ここで、かつてのキムとナターシャの話をしよう。

 ナターシャは代々続く名家の生まれだった。ちなみにナターシャの父方の祖母は皇族の姫である。そんな名家の元でナターシャは生まれ育った。

「ナターシャ、お前は必ず妃となるのだからちゃんと女らしくあるんだよ」

 ナターシャは両親と共に過ごした経験はそこまで無い。いつも乳母や家庭教師と一緒にいたからだ。それにナターシャの母親は若くして病によってこの世を去っている。
 これはナターシャが5歳の時だった。

「お前が妃になって男子を産めば、家はますます安泰する」

 妻を亡くした父親から次第に圧をかけられるようになったナターシャ。そんなナターシャも妃になりたいという野望が徐々に心の中で芽生え始めていく。
 そしてなんと14歳と言う若さで後宮入りした彼女は、最終的には、当時皇太子だったキムの妃…第一夫人にまで、上り詰める。

「ナターシャ様」
「なんだ」
「○○様に…謀反の疑いが」

 美を極め、何度も何度も、人を蹴落としては、頂へと上り詰める。ナターシャはそんな日々を送っていた。

「ナターシャ様、どうされますか?」
「では、銃殺刑に処せ。それに○○公とその奥方も邪魔だ。殺すとするか」
「わかりました」

「あの側室…子を孕んだようだな」
「さようでございます」
「毒を飲ませよ。紅茶にでも混ぜればよい。男子だったらかなわん」
「わかりました」

「ふむ、あの側室…媚びを売るとは厄介なおなごよ。毒を飲ますか寝首をかけ。皇太子をたぶらかすやもしれん」
「畏まりました」

 何かがすり減っていくような、そんな感覚を覚えながら。


※※※※※
 

 キムはナターシャを愛している事に気がつかないでいた。

 キムは、ナターシャが裏で数々の悪事を働いていたと知った時、最初は一応彼女をかばったのだった。
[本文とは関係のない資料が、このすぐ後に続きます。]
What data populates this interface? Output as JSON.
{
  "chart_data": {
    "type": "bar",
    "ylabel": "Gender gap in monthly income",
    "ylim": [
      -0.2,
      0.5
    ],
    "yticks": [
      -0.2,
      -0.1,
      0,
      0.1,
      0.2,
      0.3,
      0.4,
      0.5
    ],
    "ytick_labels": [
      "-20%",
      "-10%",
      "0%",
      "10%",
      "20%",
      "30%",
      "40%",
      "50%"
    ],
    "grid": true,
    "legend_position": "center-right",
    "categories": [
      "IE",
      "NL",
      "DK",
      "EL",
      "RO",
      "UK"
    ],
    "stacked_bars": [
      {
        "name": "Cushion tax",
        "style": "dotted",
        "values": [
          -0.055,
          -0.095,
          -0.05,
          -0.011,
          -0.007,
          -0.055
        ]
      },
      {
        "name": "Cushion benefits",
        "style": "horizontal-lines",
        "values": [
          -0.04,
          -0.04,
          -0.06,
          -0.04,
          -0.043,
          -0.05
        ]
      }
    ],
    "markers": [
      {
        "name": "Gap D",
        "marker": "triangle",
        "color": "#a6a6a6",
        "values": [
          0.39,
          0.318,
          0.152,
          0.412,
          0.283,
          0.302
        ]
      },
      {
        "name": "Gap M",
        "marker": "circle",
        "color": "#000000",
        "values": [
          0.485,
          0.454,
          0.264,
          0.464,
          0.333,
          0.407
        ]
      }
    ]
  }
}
勿論そこには自己保身もある。次期皇位継承者の第一夫人が悪女と知られれば自身の立場も危うくなるからだ。

「ナターシャがそんな事、するわけがない!」

 しかし無情にも、ナターシャの働いた悪事の数々は彼を裏切る形となった。

「ナターシャ」

 彼の脳裏には、今でもナターシャが火あぶりにされる様子がまざまざと刻まれている。それは皇帝に即位してからも消えてはいない。
 そしてそんなキムは今になってようやく、ナターシャへの愛に気づこうとしている。いや半ば気づき始めていると言うべきか。

 そんなナターシャがいまや狼男と暮らしているとキムが知れば、一体キムがどのような反応を見せるか気になる所である。